Determine which probes are most stable. Subtract 1 from each normalised peak height or area and take the absolute value. Compute for integrated MLPA analysis the median of these numbers for each probe. This is the median of the absolute deviations: MAD.
-
7.
The reference probes with the lowest MAD are most stable. Select the five probes closest to zero. These are the probes that we call the calibration probes.
-
8.
Compute the median peak height or area of the 5 calibration probes for each sample (normal and test samples or tumours and non-tumours). Divide all peak heights or areas as computed in step 2 in each sample by this value. This gives the final row parameters r for all samples, and their final normalisation.
Reference probe selection
As in quantitative RT-PCR, the selection of reference probes is a critical element of the analysis [17]. MLPA kits contain about 10 reference probes that are includ for normalisation purposes because they are not involved in the experimental hypothesis/diagnostic question. Alternatively, one can usually find a subset of probes in existing kits that are known not to be involved in the hypothesis. The procedure selects the most stable probes from the reference probes to calibrate the data. The number of calibration probes used (five, in this instance) did not significantly influence the results (data not shown). However, the number is configurable in the program. If probes show high variability between replicates or between normal samples, they should be excluded from the analysis.
Visualisation
We have designed a number of visualisations to interpret the results after the normalisation and quality control of the data set.

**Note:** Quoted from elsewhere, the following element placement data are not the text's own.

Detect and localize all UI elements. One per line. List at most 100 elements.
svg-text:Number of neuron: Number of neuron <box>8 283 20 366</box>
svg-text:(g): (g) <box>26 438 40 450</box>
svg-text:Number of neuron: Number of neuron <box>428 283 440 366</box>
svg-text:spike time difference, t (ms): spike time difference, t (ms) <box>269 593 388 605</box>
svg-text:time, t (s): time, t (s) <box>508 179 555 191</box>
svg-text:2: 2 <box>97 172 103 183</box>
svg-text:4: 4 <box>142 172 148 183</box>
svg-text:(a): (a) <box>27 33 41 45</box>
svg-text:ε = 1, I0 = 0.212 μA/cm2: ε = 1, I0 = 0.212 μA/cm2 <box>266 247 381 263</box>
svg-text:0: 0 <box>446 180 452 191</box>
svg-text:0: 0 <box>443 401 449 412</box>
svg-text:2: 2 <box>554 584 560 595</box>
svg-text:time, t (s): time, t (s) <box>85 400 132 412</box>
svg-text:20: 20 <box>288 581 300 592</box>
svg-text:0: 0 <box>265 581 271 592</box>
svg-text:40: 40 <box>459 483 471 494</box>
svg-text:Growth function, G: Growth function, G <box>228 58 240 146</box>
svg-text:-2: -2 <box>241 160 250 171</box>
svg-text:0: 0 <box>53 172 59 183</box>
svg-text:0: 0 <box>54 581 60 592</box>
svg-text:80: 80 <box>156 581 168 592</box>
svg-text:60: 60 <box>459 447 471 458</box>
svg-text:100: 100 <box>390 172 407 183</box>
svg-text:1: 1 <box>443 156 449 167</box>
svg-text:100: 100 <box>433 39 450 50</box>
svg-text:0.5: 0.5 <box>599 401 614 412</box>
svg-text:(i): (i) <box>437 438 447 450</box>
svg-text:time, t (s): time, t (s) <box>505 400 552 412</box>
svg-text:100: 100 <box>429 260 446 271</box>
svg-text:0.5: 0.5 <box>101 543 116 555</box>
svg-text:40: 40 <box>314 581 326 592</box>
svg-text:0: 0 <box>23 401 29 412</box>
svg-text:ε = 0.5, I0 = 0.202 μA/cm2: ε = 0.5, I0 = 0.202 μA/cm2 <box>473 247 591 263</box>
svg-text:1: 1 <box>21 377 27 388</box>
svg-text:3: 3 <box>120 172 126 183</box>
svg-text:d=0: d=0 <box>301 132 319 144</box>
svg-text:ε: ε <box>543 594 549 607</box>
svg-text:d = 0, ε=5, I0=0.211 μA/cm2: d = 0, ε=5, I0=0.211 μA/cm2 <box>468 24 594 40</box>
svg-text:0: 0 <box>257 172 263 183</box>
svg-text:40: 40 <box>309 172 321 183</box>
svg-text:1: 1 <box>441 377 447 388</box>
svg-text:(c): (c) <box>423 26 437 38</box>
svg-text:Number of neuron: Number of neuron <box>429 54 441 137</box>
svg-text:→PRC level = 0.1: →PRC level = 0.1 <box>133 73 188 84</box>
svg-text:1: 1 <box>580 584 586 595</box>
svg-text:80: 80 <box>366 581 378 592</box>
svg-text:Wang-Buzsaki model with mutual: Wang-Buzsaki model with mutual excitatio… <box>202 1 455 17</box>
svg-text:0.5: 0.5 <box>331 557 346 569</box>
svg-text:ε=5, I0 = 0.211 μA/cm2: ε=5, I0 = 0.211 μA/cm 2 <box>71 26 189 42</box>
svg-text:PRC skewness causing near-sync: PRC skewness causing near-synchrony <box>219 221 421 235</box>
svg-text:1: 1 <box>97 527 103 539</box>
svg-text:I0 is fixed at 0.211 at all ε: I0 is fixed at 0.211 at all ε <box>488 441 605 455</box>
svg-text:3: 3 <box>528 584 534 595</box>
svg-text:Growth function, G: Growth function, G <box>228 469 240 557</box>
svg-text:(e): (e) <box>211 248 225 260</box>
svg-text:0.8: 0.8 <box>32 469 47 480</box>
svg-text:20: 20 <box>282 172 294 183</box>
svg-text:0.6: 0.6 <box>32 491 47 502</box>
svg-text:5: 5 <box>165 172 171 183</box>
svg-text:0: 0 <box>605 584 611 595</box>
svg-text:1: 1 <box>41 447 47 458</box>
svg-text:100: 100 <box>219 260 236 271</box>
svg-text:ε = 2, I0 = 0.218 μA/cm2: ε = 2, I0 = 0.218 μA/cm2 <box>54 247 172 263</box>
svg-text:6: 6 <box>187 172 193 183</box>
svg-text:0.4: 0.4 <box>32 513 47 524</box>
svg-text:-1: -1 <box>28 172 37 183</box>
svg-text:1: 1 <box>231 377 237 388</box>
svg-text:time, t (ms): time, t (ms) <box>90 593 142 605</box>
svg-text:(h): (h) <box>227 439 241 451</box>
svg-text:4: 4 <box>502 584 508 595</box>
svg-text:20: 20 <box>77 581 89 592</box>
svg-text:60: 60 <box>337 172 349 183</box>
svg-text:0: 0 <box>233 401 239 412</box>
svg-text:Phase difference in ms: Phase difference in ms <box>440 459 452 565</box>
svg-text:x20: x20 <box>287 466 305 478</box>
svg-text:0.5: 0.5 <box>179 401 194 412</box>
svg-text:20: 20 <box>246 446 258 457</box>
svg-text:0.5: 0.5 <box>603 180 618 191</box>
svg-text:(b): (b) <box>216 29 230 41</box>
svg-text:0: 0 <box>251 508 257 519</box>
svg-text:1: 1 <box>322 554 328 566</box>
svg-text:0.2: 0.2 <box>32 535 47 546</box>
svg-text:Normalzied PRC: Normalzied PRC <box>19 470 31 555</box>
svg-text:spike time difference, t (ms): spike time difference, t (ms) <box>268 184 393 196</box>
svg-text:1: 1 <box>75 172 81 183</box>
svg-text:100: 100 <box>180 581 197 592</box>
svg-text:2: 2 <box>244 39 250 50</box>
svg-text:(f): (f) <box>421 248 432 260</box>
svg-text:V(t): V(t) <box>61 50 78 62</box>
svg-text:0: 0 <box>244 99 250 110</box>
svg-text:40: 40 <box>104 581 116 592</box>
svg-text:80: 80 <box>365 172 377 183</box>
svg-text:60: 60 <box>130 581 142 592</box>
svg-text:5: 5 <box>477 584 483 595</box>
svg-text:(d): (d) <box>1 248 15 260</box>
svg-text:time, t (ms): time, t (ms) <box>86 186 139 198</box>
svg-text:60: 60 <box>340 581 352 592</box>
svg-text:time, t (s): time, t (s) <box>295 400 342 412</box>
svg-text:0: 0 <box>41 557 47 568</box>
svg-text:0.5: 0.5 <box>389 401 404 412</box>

The first visualisation is a heat map that shows all of the data in an experiment. Deletions and gains are colour-coded with configurable thresholds. Probes can be sorted by locus names or chromosomal position. The reference and calibration probes are clearly differentiated by a grey-shade (Figure 1). Another visualisation shows the normalised values of all replicates of one sample in a plot (Figure 1). Technical replicates are shown in different colours. On the x-axis, the different probes are shown in the selected probe order. The y-axis is on a scale from 0 to 2.5, where 0 stands for absent probes. Ideally probes at genomic loci with loss of a single allele show values around 0.5. Unaltered probes are visualised around 1.0. Probes with DNA gains have values around 1.5 or above. In tumour samples contaminated with normal DNA these values are usually not that outspoken. The researcher should keep this in mind during the interpretation. Information about sample characteristics and probes used are also shown in the plots.
Future developments
Currently the system is suited for the analysis, visualisation and data management of MLPA. However, all of the information generated during an experiment is still not fully integrated in the data analysis. For instance, tumour percentages can be stored in the database and will be displayed, but it is up to the user to incorporate this information into the interpretation. We plan to include the tumour percentage and probably the DNA index for automated identification of the allelic state of the chromosomal aberrations in the analysed sample [18]. Another worthwhile improvement would be to remove the dependency on an external program to do the peak detection.